Opened 12 years ago
Closed 12 years ago
#18622 closed Bug (invalid)
Django. The web framework for perfectionists who really don't care about deployment.
Reported by: | Owned by: | nobody | |
---|---|---|---|
Component: | Uncategorized | Version: | 1.2 |
Severity: | Normal | Keywords: | Deployment usability major |
Cc: | Triage Stage: | Unreviewed | |
Has patch: | no | Needs documentation: | no |
Needs tests: | no | Patch needs improvement: | no |
Easy pickings: | no | UI/UX: | yes |
Description
I've tried to deploy some pet projects, and in the past month at least I have spent substantially more time, unsuccessfully attempting to deploy Django by any means I could. Gunicorn was the worst; it was DOA under Precise Penguin and crashed immediately. The only non-development deployments I've managed were some duct-taped FCGI's. I have read Django's main deployment docs (it makes clear that mod_wsgi is the way to go, but has nary a word about getting or creating a my site.wsgi file), consulted the Django list and the ChiPy list, and so far maybe progress but not progress to the point of an "It worked!" page outside of using the development server. Maybe that will come, but it hasn't yet. http://JonathansCorner.com is a live site; http://Django.JonathansCorner.com is an error microsite.

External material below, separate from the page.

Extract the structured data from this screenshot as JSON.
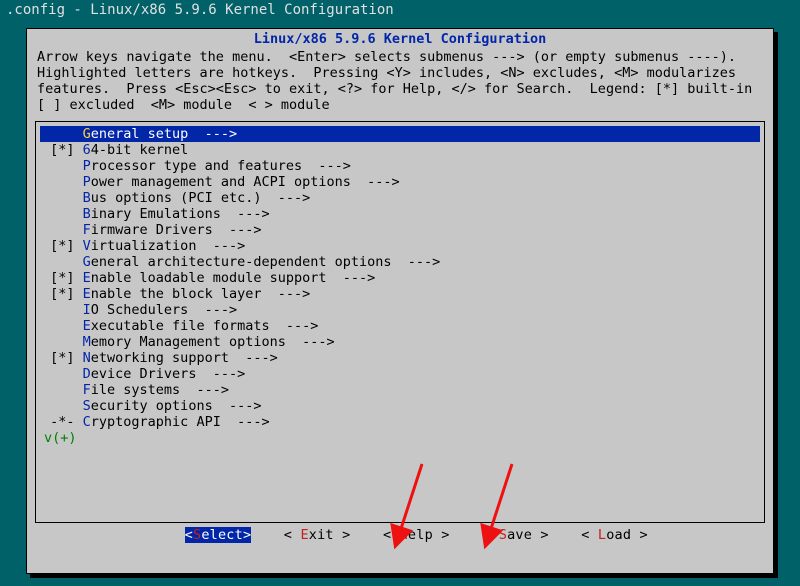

I know that Django is not intended to compete with real webservers, in contrast to Ruby on Rails staking out full-stack territory, and I'm wondering if my next Django project should be my first and next Rails project. I know that the development server has "never had it, never will" status as far as a security audit, but there should be some within-a-week's-research, scratch that, within-an-hour's-research solution as easy as running the development server and optionally setting up a ReverseProxy. If it is a matter of communal honor to tell people that the development server "never had [a security audit] and never will, then make another option as easy as the development server. Maybe some version of Gunicorn does that; I am for that matter willing to bypass my distribution's packaging system to get a unicorn
But right now I'd invite you to take a look at http://bit.ly/PWfpiL which is a frustrating resource to be learning how to deploy.
The difficulty of deploying Django, except for the easy way which is verboten, is becoming a central dealbreaker when I consider Django. At my present position, I didn't consider Django but went straight to CGI for work that was trailblazing.
I would like an easy, Pythonic deployment for Django.
In my experience, deploying a Django site with mod_wsgi by following the documentation (either Django's on mod_wsgi's) is a matter of minutes.
Since you didn't provide any information about what didn't work for you, it's hard to convert your message into a bug in Django that we could fix. It could be considered a feature request, but as you noticed, writing a WSGI app server is outside the scope of Django. At least three modern and solid solutions are commonly available (mod_wsgi, uwsgi, gunicorn). So the answer to that feature request would be "wontfix".
I suggest you try our support channels.
PS: linking to LMGTFY, especially behind an URL shortener, is considered offensive in this community. It reduces your chances of getting help to zero. Avoid that kind of humor here.